Esclareço que não é possível o reconhecimento do exercício de atividade rural no período posterior a novembro de 1991, em que pese a existência de testemunho que comprova o exercício até os dias atuais, pois com relação ao período posterior à vigência da Lei 8.213/91, cabe ao segurado especial o recolhimento de contribuições previdenciárias como facultativo, caso pretenda o cômputo do tempo de serviço rural para fins de outros benefícios que não os arrolados no inciso I do artigo 39, da Lei de Benefícios.
Destarte, face à inexistência de apontamento, no sistema CNIS, do recolhimento de contribuições previdenciárias, a sentença merece reforma para afastar o reconhecimento do labor rural no período posterior a novembro/1991, mantido o reconhecimento do trabalho rural desenvolvido pelo autor informalmente de 06.12.69 a 05.08.84 e de 06.01.86 a 31.10.91 (data anterior ao início da vigência da Lei nº 8.213/91), exceto para efeito de carência.
Nesse passo, no que tange aos honorários de advogado, verifico que ambas as partes foram vencedoras e vencidas na causa em proporção semelhante.
Contudo, considerando a vedação à compensação em caso de sucumbência recíproca, conforme critérios do artigo 85, § 14, do Código de Processo Civil/2015, condeno cada parte ao pagamento de honorários ao patrono da parte contrária, ora arbitrados em R$ 500,00 (quinhentos reais) para cada um.
Ante o exposto,
dou parcial provimento à apelação do INSS,
para restringir o reconhecimento do labor rural exercido pela parte autora informalmente de 06.12.69 a 05.08.84 e de 06.01.86 a 31.10.91.É como voto.
E M E N T A
PREVIDENCIÁRIO. APELAÇÃO. APOSENTADORIA POR TEMPO DE SERVIÇO/CONTRIBUIÇÃO. ATIVIDADE RURAL. IMPOSSIBILIDADE DE RECONHECIMENTO DE PERÍODOS POSTERIORES A 1991. SUCUMBÊNCIA RECÍPROCA.

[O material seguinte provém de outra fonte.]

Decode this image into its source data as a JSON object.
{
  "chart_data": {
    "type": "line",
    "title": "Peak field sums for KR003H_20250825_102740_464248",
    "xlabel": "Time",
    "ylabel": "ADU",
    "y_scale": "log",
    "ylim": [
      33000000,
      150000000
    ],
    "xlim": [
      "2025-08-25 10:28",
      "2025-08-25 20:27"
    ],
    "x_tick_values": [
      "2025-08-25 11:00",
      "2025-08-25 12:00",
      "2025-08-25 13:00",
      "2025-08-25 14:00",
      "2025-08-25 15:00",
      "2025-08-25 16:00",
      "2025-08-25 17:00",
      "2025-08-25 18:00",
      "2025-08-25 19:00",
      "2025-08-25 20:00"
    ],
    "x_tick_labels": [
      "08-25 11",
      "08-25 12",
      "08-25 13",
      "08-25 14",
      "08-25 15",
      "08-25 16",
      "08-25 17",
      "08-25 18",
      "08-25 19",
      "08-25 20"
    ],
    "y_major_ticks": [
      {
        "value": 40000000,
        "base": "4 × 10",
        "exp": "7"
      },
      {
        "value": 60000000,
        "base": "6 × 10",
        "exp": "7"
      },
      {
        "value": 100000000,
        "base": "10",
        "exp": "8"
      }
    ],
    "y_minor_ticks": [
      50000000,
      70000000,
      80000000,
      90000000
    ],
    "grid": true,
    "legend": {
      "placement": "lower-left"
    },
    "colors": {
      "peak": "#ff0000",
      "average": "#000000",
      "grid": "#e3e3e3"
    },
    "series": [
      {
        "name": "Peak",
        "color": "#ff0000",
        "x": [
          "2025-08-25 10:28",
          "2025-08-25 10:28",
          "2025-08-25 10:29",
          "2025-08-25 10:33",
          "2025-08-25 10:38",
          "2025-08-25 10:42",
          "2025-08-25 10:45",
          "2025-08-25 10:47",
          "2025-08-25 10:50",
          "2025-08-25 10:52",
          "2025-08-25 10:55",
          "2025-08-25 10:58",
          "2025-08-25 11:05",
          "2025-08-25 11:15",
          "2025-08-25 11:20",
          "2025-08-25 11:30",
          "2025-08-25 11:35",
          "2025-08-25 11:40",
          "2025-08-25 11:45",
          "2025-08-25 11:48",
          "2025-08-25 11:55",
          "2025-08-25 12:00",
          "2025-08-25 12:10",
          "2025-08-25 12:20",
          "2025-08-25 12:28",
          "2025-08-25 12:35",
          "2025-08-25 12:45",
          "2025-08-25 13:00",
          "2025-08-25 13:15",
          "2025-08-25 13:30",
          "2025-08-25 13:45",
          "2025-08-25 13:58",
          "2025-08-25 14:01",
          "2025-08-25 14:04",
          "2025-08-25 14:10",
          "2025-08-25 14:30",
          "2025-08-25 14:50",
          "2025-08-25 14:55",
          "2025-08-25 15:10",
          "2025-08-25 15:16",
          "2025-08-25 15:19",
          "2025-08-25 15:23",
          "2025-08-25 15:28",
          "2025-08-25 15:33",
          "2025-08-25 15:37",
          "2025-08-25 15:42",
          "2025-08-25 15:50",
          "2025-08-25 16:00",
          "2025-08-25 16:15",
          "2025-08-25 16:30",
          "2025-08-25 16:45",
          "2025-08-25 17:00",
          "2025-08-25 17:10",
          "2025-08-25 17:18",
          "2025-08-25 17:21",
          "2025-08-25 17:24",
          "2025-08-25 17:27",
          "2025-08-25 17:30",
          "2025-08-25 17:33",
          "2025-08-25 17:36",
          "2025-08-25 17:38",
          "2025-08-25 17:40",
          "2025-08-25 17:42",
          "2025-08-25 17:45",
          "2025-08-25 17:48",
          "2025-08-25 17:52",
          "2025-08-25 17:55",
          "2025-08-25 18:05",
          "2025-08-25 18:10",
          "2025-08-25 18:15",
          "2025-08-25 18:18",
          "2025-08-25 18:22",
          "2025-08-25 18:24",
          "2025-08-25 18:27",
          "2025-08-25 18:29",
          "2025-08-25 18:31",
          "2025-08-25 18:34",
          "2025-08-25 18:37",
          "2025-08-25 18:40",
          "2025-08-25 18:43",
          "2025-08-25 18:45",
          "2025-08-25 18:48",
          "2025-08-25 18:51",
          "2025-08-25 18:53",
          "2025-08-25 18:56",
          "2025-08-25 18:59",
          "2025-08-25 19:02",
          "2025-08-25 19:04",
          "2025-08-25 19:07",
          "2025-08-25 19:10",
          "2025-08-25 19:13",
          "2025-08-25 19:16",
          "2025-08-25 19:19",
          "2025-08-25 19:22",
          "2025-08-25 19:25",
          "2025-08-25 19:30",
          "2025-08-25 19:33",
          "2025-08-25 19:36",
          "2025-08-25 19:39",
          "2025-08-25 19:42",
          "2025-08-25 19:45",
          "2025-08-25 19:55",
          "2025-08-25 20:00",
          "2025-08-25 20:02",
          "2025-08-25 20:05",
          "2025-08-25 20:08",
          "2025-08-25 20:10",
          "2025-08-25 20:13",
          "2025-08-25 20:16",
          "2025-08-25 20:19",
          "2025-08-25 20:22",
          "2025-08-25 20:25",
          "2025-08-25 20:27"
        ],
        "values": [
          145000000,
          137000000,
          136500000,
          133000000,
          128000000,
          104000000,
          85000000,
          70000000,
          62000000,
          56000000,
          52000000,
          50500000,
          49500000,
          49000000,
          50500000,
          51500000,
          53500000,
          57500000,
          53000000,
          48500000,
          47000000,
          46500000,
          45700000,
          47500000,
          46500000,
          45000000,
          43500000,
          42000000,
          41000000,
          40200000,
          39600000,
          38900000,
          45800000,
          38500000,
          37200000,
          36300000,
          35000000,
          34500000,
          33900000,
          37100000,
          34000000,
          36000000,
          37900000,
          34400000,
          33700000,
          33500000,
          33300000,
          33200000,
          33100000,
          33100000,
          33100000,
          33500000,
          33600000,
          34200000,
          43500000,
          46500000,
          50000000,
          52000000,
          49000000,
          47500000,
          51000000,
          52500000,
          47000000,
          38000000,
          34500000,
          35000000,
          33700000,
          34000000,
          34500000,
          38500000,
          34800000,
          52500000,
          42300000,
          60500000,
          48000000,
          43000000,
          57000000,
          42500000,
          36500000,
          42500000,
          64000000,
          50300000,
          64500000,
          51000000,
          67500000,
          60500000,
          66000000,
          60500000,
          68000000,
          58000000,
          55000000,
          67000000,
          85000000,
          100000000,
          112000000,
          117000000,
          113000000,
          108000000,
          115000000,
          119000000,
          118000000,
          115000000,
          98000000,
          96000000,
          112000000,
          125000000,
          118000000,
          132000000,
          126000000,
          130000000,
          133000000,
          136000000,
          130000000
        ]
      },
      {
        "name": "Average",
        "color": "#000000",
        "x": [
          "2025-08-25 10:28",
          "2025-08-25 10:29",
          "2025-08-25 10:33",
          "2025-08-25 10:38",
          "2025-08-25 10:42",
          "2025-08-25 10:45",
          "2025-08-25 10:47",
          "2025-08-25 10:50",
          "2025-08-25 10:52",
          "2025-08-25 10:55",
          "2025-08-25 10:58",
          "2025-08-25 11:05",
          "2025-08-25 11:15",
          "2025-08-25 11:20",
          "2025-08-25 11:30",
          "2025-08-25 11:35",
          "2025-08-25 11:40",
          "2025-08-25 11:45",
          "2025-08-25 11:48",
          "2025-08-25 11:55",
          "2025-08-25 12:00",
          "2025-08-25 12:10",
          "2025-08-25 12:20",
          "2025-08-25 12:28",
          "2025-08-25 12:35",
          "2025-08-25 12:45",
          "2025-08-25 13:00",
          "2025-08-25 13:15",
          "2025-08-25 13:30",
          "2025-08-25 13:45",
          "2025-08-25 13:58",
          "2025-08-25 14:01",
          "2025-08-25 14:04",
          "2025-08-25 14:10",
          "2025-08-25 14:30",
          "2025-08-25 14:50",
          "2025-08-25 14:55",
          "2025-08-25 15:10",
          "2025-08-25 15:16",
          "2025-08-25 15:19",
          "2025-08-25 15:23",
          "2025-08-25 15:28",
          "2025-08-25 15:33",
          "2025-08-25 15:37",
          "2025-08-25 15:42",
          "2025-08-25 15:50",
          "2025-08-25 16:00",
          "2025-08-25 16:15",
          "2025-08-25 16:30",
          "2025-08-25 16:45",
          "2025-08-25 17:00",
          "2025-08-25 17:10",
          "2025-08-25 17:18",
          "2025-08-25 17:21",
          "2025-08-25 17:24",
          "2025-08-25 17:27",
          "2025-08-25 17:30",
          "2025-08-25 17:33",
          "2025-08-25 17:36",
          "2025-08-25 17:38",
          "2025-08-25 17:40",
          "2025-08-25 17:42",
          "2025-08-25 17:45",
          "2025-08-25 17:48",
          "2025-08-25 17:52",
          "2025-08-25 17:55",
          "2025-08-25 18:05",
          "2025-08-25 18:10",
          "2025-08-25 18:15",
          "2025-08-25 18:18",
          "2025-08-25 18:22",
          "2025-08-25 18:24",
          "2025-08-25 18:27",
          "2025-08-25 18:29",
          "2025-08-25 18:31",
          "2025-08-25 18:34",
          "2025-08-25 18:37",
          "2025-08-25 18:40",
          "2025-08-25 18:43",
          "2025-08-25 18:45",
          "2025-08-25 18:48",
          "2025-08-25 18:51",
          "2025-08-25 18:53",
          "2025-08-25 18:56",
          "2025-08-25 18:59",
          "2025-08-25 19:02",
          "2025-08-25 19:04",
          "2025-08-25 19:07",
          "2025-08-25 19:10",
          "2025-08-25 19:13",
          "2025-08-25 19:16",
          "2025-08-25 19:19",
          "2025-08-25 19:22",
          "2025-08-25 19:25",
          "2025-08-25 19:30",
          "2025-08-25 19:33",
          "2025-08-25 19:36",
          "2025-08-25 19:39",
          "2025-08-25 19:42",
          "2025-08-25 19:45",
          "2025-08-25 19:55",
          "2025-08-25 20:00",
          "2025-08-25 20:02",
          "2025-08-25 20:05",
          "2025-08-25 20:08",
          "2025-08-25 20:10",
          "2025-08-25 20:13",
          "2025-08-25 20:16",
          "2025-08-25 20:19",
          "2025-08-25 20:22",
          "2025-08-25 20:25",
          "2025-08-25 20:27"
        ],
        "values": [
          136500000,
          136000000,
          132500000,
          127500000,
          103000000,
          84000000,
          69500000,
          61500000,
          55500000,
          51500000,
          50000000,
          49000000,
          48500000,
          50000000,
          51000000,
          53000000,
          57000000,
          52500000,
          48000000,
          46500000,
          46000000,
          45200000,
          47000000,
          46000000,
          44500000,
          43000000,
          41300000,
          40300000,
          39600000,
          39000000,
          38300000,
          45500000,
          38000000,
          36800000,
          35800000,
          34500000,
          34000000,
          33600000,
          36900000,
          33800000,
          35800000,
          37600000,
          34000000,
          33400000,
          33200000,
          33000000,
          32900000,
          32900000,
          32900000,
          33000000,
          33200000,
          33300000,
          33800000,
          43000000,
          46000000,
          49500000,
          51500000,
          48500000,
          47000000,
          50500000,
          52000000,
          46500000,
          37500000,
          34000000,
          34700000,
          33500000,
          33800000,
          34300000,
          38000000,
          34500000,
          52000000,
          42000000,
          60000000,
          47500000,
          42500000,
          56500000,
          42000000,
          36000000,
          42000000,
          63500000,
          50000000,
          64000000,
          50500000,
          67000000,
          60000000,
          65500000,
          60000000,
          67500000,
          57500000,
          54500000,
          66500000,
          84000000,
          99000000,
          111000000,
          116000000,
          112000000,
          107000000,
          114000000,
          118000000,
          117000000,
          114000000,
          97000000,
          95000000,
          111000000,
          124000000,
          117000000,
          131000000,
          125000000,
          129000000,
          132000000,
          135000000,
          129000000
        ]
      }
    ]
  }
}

1. São requisitos para a concessão da aposentadoria por tempo de contribuição, de acordo com os arts. 52 e 142 da Lei 8.213/91, a carência e o recolhimento de contribuições, ressaltando-se que o tempo de serviço prestado anteriormente à Emenda Constitucional 20/98 equivale a tempo de contribuição, a teor do seu art. 4º.
2. O art. 55, §2º, a Lei 8.213/91 estabeleceu ser desnecessário o recolhimento de contribuições previdenciárias pelo segurado especial ou trabalhador rural no período anterior à vigência da Lei de Benefícios, caso pretenda o cômputo do tempo de serviço rural, exceto para efeito de carência. Precedentes.
3. Já em relação ao tempo de serviço rural trabalhado a partir da competência de novembro de 1991 (art. 55, §2º, da Lei 8.213/91 c/c o art. 60, X, do Decreto 3.048/99), ausente o recolhimento das contribuições, somente poderá ser aproveitado pelo segurado especial para obtenção dos benefícios previstos no art. 39, I, da Lei 8.213/91.
4. Sucumbência recíproca. Condenação ao pagamento da verba ao patrono da parte contrária. §14 do artigo 85 do Código de Processo Civil/2015.
5. Apelação do Instituto Nacional do Seguro Social - INSS parcialmente provida.
ACÓRDÃO
Vistos e relatados estes autos em que são partes as acima indicadas, a Sétima Turma, por unanimidade, decidiu dar parcial provimento à apelação do INSS, nos termos do relatório e voto que ficam fazendo parte integrante do presente julgado.